TAKEAWAY: To assert a claim under the ADA, something must be actual (or perceived) at the time of the alleged discrmiantion, not just hypothetical.
In the post on Thursday 10/10/19, we learned that reasonable accommodation can require additional leave. Yep, more time when the person is not working. The first place to look for leave is the FMLA (if it applies – see the post for eligibility criteria). But what if FMLA leave is insufficient? The next place to look is the ADA (again, if there is eligibility). An example of this tie-in is in the post. The leave need not be indefinite; how long is too long is based on the factors noted in the post.
TAKEAWAY: Know what leave is required or permitted under all applicable statutes – consult an employment lawyer to stay legal.
The post on Friday 10/11/19 told us that Walmart likely discriminated against female workers. Who and how? 178 women, by paying them less, denying them promotions, or both, because of gender. Or so the EELC said. Walmart has agreed to try to resolve the issues as noted in the post.
TAKEAWAY: No company is too big to be held liable if it violates the law.
Finally, the post yesterday 10/12/19 told us that the Marquez Brothers food company is to pay a $2M settlement after rejecting non-Hispanic job seekers. Yes, Title VII applies to applicants as well as employees.
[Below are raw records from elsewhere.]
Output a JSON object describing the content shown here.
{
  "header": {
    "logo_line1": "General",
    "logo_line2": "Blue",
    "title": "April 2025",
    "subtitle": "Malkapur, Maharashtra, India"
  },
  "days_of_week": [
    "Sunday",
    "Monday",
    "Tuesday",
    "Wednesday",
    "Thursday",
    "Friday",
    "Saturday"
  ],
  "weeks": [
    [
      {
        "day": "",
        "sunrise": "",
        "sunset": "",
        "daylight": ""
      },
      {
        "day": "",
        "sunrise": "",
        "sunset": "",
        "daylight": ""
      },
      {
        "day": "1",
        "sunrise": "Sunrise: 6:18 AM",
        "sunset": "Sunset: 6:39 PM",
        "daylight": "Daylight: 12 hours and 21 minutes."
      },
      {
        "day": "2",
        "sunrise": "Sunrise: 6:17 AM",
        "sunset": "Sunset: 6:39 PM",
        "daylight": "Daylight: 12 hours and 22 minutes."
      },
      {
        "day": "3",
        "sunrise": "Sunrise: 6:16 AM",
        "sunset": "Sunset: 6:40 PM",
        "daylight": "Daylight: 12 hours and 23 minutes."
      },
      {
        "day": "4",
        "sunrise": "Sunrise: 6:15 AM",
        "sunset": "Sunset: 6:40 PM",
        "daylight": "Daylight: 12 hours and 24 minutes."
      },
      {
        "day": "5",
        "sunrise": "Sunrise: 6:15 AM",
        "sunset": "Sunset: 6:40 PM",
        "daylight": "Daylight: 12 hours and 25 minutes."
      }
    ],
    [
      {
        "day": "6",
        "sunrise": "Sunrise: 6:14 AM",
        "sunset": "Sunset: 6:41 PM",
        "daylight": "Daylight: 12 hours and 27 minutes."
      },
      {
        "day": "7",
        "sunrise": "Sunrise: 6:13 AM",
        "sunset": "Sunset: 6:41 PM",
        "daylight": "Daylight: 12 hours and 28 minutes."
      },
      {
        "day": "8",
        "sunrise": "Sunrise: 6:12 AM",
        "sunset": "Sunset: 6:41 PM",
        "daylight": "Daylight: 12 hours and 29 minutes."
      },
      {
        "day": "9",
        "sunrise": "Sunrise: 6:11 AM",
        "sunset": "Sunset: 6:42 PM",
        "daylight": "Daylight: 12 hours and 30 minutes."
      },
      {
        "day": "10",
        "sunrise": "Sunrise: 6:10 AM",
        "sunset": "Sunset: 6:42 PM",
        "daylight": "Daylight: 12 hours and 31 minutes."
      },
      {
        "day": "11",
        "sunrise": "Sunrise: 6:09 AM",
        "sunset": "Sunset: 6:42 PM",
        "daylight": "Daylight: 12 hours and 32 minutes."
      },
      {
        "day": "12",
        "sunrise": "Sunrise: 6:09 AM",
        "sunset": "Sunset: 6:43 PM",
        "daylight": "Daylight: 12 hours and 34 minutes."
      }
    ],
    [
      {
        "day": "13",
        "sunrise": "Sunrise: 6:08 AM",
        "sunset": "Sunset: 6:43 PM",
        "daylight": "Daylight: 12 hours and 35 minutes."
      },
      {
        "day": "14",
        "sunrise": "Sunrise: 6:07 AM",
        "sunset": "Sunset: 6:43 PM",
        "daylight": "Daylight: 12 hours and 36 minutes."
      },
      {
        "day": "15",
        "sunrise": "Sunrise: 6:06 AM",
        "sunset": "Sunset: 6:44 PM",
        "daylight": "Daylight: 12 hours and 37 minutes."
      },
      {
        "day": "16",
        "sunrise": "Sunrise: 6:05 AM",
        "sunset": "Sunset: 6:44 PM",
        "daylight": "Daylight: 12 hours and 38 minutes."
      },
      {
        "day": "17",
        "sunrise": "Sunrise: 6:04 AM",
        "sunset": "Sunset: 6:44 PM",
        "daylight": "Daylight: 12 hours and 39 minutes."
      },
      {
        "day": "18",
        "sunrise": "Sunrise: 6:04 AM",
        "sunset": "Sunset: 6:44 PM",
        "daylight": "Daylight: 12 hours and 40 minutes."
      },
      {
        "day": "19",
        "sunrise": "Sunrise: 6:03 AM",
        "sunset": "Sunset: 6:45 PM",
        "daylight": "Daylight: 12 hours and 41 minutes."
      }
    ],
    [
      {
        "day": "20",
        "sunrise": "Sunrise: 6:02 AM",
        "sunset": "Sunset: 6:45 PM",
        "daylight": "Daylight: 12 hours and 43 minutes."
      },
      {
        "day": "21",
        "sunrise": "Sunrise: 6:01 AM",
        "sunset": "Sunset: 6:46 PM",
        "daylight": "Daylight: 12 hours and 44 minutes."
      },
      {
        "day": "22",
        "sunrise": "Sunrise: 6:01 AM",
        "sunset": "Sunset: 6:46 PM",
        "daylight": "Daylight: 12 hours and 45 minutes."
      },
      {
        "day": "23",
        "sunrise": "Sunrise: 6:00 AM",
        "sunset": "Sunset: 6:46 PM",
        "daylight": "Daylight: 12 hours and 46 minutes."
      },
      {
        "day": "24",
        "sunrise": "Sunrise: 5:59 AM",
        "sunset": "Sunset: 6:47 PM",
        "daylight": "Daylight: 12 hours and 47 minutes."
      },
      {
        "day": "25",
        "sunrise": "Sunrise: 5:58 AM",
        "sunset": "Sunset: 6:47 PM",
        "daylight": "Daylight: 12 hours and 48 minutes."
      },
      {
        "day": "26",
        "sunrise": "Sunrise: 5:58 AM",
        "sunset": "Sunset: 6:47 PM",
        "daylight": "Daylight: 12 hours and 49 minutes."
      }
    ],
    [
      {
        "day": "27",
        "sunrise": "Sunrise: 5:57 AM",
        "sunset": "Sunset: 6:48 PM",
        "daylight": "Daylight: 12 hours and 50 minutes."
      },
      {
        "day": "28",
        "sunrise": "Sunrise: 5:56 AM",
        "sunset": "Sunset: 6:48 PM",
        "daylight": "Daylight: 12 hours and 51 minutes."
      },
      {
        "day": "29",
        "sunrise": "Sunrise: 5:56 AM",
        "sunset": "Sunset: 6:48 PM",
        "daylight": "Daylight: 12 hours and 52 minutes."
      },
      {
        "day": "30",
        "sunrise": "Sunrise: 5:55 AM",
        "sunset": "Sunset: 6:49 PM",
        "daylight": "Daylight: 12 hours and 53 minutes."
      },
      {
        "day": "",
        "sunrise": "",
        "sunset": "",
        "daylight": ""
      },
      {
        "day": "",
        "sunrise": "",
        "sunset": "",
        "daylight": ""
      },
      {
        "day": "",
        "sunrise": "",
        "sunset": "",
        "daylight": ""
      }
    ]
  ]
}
The company makes cheeses, yogurts, meats and other foods. It settled a suit filed by 2 African American applicants who worked for but were denied paperwork to be hired. One of the EEOC’s allegations regarding the strength of an applicant’s qualifications as compared to those ultimately hired is in the post. The settlement includes relief in addition to the $2M – see the post.
TAKEAWAY: You will be found out – don’t take adverse action against an applicant or employee based on a protected characteristic.